Install and Configure Hadoop on Mac OS X

Download and Install

  1. Download Hadoop (at the time of writing this essay, it is version 0.20.1) and unpack it into, say, ~wyi/hadoop-0.20.1.
  2. Install JDK 1.6 for Mac OS X.
  3. Edit your ~/.bash_profile to add the following lines
    export JAVA_HOME=/System/Library/Frameworks/JavaVM.framework/Versions/1.6.0/Home
    export HADOOP_HOME=~wyi/hadoop-0.20.1
    export PATH=$HADOOP_HOME/bin:$PATH
  4. Edit ~wyi/hadoop-0.20.1/conf/hadoop-env.sh to define JAVA_HOME varialbe as
    export JAVA_HOME=/System/Library/Frameworks/JavaVM.framework/Versions/1.6.0/Home 
  5. Try to run the command hadoop

Run An Example Program
By default, Hadoop is configured to run in a non-distributed mode, as a single Java process. This is useful for debugging. The following example copies the unpacked conf directory to use as input and then finds and displays every match of the given regular expression.

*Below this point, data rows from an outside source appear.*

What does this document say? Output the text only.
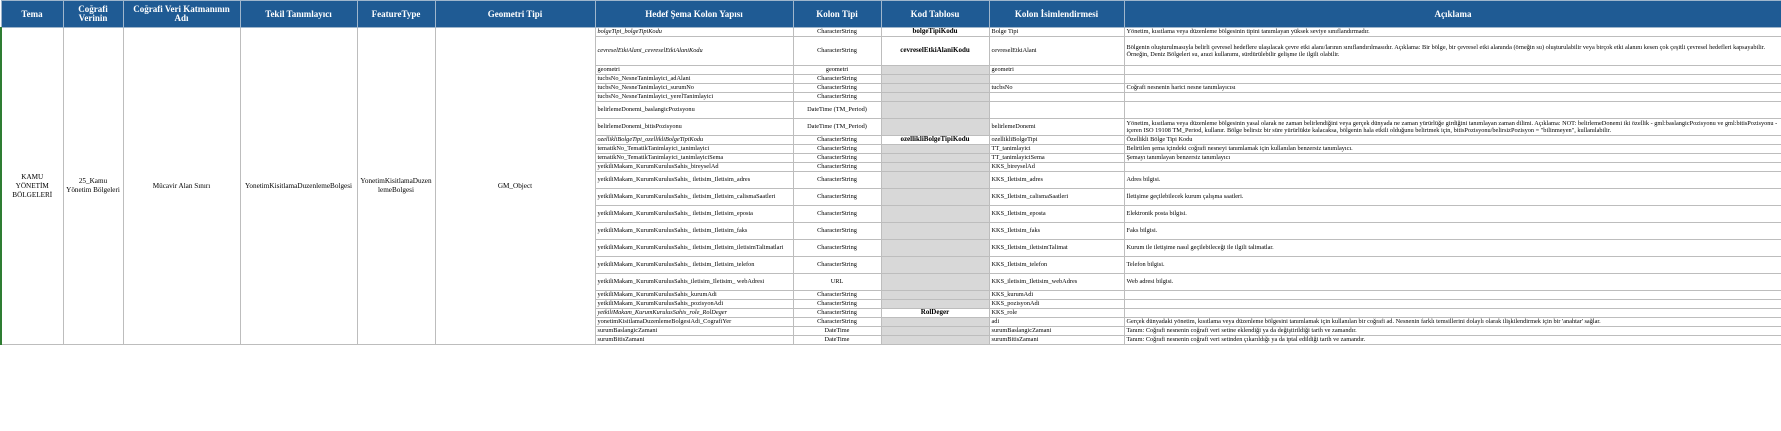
Tema	Coğrafi Verinin	Coğrafi Veri Katmanının Adı	Tekil Tanımlayıcı	FeatureType	Geometri Tipi	Hedef Şema Kolon Yapısı	Kolon Tipi	Kod Tablosu	Kolon İsimlendirmesi	Açıklama
KAMU YÖNETİM BÖLGELERİ	25_Kamu Yönetim Bölgeleri	Mücavir Alan Sınırı	YonetimKisitlamaDuzenlemeBolgesi	YonetimKisitlamaDuzenlemeBolgesi	GM_Object	bolgeTipi_bolgeTipiKodu	CharacterString	bolgeTipiKodu	Bolge Tipi	Yönetim, kısıtlama veya düzenleme bölgesinin tipini tanımlayan yüksek seviye sınıflandırmadır.
						cevreselEtkiAlani_cevreselEtkiAlaniKodu	CharacterString	cevreselEtkiAlaniKodu	cevreselEtkiAlani	Bölgenin oluşturulmasıyla belirli çevresel hedeflere ulaşılacak çevre etki alanı/larının sınıflandırılmasıdır. Açıklama: Bir bölge, bir çevresel etki alanında (örneğin su) oluşturulabilir veya birçok etki alanını kesen çok çeşitli çevresel hedefleri kapsayabilir. Örneğin, Deniz Bölgeleri su, arazi kullanımı, sürdürülebilir gelişme ile ilgili olabilir.
						geometri	geometri		geometri	
						tucbsNo_NesneTanimlayici_adAlani	CharacterString			
						tucbsNo_NesneTanimlayici_surumNo	CharacterString		tucbsNo	Coğrafi nesnenin harici nesne tanımlayıcısı
						tucbsNo_NesneTanimlayici_yerelTanimlayici	CharacterString			
						belirlemeDonemi_baslangicPozisyonu	DateTime (TM_Period)			
						belirlemeDonemi_bitisPozisyonu	DateTime (TM_Period)		belirlemeDonemi	Yönetim, kısıtlama veya düzenleme bölgesinin yasal olarak ne zaman belirlendiğini veya gerçek dünyada ne zaman yürürlüğe girdiğini tanımlayan zaman dilimi. Açıklama: NOT: belirlemeDonemi iki özellik - gml:baslangicPozisyonu ve gml:bitisPozisyonu - içeren ISO 19108 TM_Period, kullanır. Bölge belirsiz bir süre yürürlükte kalacaksa, bölgenin hala etkili olduğunu belirtmek için, bitisPozisyonu/belirsizPozisyon = "bilinmeyen", kullanılabilir.
						ozellikliBolgeTipi_ozellikliBolgeTipiKodu	CharacterString	ozellikliBolgeTipiKodu	ozellikliBolgeTipi	Özellikli Bölge Tipi Kodu
						tematikNo_TematikTanimlayici_tanimlayici	CharacterString		TT_tanimlayici	Belirtilen şema içindeki coğrafi nesneyi tanımlamak için kullanılan benzersiz tanımlayıcı.
						tematikNo_TematikTanimlayici_tanimlayiciSema	CharacterString		TT_tanimlayiciSema	Şemayı tanımlayan benzersiz tanımlayıcı
						yetkiliMakam_KurumKurulusSahis_bireyselAd	CharacterString		KKS_bireyselAd	
						yetkiliMakam_KurumKurulusSahis_ iletisim_Iletisim_adres	CharacterString		KKS_Iletisim_adres	Adres bilgisi.
						yetkiliMakam_KurumKurulusSahis_ iletisim_Iletisim_calismaSaatleri	CharacterString		KKS_Iletisim_calismaSaatleri	İletişime geçilebilecek kurum çalışma saatleri.
						yetkiliMakam_KurumKurulusSahis_ iletisim_Iletisim_eposta	CharacterString		KKS_Iletisim_eposta	Elektronik posta bilgisi.
						yetkiliMakam_KurumKurulusSahis_ iletisim_Iletisim_faks	CharacterString		KKS_Iletisim_faks	Faks bilgisi.
						yetkiliMakam_KurumKurulusSahis_ iletisim_Iletisim_iletisimTalimatlari	CharacterString		KKS_Iletisim_iletisimTalimat	Kurum ile iletişime nasıl geçilebileceği ile ilgili talimatlar.
						yetkiliMakam_KurumKurulusSahis_ iletisim_Iletisim_telefon	CharacterString		KKS_Iletisim_telefon	Telefon bilgisi.
						yetkiliMakam_KurumKurulusSahis_iletisim_Iletisim_ webAdresi	URL		KKS_iletisim_Iletisim_webAdres	Web adresi bilgisi.
						yetkiliMakam_KurumKurulusSahis_kurumAdi	CharacterString		KKS_kurumAdi	
						yetkiliMakam_KurumKurulusSahis_pozisyonAdi	CharacterString		KKS_pozisyonAdi	
						yetkiliMakam_KurumKurulusSahis_role_RolDeger	CharacterString	RolDeger	KKS_role	
						yonetimKisitlamaDuzenlemeBolgesiAdi_CografiYer	CharacterString		adi	Gerçek dünyadaki yönetim, kısıtlama veya düzenleme bölgesini tanımlamak için kullanılan bir coğrafi ad. Nesnenin farklı temsillerini dolaylı olarak ilişkilendirmek için bir 'anahtar' sağlar.
						surumBaslangicZamani	DateTime		surumBaslangicZamani	Tanım: Coğrafi nesnenin coğrafi veri setine eklendiği ya da değiştirildiği tarih ve zamandır.
						surumBitisZamani	DateTime		surumBitisZamani	Tanım: Coğrafi nesnenin coğrafi veri setinden çıkarıldığı ya da iptal edildiği tarih ve zamandır.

Output is written to the given output directory.

    cd ~/wyi/hadoop-0.20.1
    mkdir input
    cp conf/*.xml input
    bin/hadoop jar hadoop-*-examples.jar grep input output 'dfs[a-z.]+'
    cat output/*
Note that before you re-run this example, you need to delete directory output, otherwise, Hadoop will complain that directory exists.